No existía ninguna cocina «en la trastienda». La parrilla, la plancha para los sándwiches, el expositor refrigerado para los postres, la nevera de los helados, la barra de refrescos y las cafeteras, hasta el lavavajillas, todo estaba detrás del mostrador para que lo vieran los clientes. Aunque el espacio era pequeño y el número de asientos limitado, Pappas había puesto en marcha un servicio de entrega a domicilio que representaba una parte significativa del volumen de ventas diario. Facturaba unos trescientos o trescientos veinticinco al día.

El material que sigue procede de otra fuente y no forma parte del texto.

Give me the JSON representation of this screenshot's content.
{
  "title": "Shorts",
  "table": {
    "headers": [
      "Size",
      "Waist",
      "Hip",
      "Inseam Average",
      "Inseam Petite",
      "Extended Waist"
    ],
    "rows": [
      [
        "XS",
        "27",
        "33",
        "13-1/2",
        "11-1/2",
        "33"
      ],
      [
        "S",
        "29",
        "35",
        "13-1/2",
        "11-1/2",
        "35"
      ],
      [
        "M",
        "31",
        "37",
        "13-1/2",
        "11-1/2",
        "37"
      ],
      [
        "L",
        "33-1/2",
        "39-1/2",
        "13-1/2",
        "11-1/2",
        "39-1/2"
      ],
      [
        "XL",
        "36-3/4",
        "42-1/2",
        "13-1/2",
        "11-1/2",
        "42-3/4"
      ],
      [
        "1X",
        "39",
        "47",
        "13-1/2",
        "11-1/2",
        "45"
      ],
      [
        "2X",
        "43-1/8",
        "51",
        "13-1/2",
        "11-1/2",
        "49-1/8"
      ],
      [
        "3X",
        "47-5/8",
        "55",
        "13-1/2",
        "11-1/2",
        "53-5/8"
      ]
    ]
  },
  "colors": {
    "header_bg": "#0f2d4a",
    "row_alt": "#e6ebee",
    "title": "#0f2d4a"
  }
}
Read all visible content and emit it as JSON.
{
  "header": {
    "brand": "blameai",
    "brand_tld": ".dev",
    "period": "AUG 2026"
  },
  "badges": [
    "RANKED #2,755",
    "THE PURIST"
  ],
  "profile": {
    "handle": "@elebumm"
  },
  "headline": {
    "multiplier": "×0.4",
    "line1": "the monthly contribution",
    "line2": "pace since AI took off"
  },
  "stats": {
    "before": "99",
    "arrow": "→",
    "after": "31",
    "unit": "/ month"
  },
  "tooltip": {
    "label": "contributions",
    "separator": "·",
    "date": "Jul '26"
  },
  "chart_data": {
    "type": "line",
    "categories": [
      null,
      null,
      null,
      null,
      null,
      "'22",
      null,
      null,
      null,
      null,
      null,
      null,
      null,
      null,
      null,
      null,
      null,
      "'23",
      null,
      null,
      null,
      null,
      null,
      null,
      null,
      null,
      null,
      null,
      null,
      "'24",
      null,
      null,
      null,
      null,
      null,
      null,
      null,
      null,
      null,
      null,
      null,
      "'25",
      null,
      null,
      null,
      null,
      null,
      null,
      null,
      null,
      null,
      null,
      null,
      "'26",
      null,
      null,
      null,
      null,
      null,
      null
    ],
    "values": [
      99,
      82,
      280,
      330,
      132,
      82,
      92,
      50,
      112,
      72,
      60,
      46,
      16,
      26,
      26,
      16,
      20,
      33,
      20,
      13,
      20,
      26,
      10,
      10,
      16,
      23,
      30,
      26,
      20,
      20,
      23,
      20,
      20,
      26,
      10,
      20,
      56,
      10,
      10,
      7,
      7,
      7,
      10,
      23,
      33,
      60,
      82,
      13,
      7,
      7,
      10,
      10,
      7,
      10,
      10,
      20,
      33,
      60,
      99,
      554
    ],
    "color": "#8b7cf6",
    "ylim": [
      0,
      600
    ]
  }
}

A las tres en punto dejaba de hacer sonar la caja registradora y cortaba la cinta. La parrilla se cerraba y se tapaba a las cuatro. Después de las dos y media ya entraba poca gente en el local, pero él lo mantenía abierto hasta las cinco, a fin de tener tiempo para limpiar, hacer los pedidos y servir a alguien que por casualidad entrara a tomarse un sándwich frío. Desde la hora en que llegaba hasta la hora en que cerraba, permanecía doce horas de pie.

Y aun así no le importaba. Nunca había querido ganarse la vida haciendo otra cosa. Lo mejor de aquello, pensó mientras se acercaba al local cuando el cielo empezaba a clarear, es lo de ahora: agacharse para recoger el pan y los bollos que ha dejado en la puerta el repartidor de Ottenberg y a continuación encajar la llave en la cerradura de la puerta.

«No pertenezco a nadie. Esto es mío.»